Berikut beberapa perbuatan dosa atau kesalahan yang mungkin pernah dialami oleh orang yang dihinggapi penyakit suka sesama jenis:

1. Nama yang tidak menunjukkan akan identitas.

Di antara kewajiban pertama yang harus dilakukan oleh kedua orang tua ialah memilihkan nama yang bagus untuk anaknya. Bukan sekedar bagus ketika didengar atau diucapkan. Akan tetapi bagus dari segala pertimbangan, dari makna, nilai sejarahnya. Di antara pertimbangan nama yang baik adalah dapat menunjukkan akan identitas, baik identitas agama ataupun jenis kelamin. Oleh karena itu banyak ulama’ yang mencela penggunaan nama-nama yang terkesan lembut bagi anak lelaki.

Ibnu Qayyim berkata, “Ada hubungan keserasian antara nama dan pemiliknya. Sangat jarang terjadi ketidak serasian antara nama dan pemiliknya. Yang demikian itu karena setiap kata adalah pertanda akan makna yang terkandung di dalamnya, dan nama adalah petunjuk akan kepribadian pemiliknya. Bila engkau merenungkan julukan seseorang, niscaya makna dari julukan tersebut ada padanya. Sehingga nama yang buruk adalah pertanda bahwa jiwa pemiliknya adalah buruk. Sebagaimana wajah yang buruk, pertanda bagi buruknya jiwa seseorang.”([2])

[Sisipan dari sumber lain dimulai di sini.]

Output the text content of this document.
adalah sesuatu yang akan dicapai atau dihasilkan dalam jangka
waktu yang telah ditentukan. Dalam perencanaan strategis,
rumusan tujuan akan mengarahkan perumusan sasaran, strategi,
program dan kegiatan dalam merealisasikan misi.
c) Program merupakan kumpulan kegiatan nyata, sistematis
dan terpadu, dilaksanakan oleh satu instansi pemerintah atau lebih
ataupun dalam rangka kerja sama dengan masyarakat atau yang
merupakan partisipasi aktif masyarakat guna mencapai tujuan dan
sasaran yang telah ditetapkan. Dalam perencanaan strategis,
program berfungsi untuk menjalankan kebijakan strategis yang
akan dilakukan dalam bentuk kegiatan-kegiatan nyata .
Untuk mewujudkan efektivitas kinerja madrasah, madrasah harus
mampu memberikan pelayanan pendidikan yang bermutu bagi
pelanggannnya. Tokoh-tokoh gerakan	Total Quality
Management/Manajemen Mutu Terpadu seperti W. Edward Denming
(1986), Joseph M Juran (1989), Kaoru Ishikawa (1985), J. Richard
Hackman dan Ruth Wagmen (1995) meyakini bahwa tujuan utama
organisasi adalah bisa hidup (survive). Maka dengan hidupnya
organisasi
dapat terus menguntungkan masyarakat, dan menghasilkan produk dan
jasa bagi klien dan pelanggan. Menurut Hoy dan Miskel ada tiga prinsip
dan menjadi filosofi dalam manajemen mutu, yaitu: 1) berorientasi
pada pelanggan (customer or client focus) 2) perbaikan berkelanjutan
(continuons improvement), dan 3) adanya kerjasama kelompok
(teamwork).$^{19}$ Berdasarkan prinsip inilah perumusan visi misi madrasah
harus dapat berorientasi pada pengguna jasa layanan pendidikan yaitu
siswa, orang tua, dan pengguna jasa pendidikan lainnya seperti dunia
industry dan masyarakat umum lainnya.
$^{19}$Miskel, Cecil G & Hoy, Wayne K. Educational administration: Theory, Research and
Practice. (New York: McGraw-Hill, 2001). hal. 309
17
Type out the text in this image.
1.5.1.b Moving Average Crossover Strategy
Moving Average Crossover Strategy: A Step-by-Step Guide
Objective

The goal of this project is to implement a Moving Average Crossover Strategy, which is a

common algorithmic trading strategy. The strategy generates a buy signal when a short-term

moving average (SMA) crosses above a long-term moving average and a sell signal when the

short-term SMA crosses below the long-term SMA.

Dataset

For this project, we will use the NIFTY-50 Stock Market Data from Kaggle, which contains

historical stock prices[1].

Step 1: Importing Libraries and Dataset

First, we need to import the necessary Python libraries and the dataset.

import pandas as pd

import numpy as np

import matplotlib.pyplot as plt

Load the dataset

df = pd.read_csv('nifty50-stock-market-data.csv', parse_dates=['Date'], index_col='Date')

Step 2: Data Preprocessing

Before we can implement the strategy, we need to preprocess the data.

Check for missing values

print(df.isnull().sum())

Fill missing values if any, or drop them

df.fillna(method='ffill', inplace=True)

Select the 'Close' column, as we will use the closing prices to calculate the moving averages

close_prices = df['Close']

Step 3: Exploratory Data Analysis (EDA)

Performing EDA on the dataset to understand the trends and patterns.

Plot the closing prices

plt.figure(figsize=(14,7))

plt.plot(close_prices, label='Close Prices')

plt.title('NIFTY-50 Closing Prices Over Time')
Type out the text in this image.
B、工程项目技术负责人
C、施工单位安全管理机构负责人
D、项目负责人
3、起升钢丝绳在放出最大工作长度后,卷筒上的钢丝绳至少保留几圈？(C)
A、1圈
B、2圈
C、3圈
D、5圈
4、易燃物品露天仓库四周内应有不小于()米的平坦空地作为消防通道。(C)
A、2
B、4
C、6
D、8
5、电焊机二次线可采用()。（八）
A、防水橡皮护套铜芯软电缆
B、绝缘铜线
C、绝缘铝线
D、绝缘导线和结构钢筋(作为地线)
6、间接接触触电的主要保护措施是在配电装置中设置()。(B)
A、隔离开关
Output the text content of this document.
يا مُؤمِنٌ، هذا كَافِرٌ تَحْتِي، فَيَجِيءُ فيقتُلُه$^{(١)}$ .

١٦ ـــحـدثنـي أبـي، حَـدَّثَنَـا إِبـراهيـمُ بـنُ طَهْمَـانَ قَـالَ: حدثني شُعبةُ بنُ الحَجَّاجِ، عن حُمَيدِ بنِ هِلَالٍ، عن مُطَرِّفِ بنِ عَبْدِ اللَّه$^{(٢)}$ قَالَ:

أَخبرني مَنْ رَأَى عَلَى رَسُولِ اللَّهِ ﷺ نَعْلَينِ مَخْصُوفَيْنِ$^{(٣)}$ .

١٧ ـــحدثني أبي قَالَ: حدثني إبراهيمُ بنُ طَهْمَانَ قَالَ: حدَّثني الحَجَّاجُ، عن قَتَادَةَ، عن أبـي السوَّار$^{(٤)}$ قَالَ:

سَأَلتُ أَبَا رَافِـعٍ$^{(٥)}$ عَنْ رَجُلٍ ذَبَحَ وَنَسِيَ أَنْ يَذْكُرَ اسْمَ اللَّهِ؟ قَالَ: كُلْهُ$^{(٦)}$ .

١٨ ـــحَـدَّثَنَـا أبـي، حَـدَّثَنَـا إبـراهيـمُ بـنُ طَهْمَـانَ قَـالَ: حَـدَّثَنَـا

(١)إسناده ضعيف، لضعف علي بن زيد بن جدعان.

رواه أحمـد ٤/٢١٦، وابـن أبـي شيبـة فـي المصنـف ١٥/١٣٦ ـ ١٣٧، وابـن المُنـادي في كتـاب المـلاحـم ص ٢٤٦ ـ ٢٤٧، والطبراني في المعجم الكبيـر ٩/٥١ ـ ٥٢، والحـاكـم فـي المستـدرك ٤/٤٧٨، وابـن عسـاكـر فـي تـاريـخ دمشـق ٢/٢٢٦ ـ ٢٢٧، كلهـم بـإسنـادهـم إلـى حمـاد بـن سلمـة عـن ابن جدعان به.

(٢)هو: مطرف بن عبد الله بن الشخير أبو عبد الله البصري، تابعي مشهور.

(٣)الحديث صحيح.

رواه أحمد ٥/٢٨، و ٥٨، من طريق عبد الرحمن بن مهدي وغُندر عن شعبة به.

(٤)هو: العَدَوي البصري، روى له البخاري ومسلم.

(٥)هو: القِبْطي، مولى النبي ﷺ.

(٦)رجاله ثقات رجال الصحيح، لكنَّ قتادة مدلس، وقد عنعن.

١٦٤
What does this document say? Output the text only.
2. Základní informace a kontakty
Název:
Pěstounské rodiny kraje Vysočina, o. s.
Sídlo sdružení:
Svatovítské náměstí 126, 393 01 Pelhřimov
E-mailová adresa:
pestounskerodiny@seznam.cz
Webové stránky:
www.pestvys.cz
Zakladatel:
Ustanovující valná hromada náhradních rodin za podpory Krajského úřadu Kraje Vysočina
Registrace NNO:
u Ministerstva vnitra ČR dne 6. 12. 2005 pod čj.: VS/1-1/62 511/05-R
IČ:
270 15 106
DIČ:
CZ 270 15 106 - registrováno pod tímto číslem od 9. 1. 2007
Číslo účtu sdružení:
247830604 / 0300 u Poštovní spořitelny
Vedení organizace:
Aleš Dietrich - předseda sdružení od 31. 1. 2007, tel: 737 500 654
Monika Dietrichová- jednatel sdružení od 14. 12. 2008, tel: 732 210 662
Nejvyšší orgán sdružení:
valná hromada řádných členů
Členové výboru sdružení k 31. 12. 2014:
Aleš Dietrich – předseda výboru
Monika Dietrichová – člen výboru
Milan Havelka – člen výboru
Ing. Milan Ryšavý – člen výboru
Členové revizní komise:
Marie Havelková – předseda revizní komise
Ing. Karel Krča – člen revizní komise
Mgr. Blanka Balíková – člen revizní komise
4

Oleh karena itu, bila orang yang ditimpa penyakit suka sesama jenis memiliki nama yang kurang menunjukkan akan jati dirinya, hendaknya segera merubah namanya, sehingga lebih menunjukkan akan jati dirinya sebagai seorang lelaki atau wanita.

2. Peranan pakaian dan perhiasan.

Islam melarang kaum lelaki untuk menyerupai kaum wanita, baik dalam pakaian, perhiasan, perilaku atau lainnya, dan demikian juga sebaliknya.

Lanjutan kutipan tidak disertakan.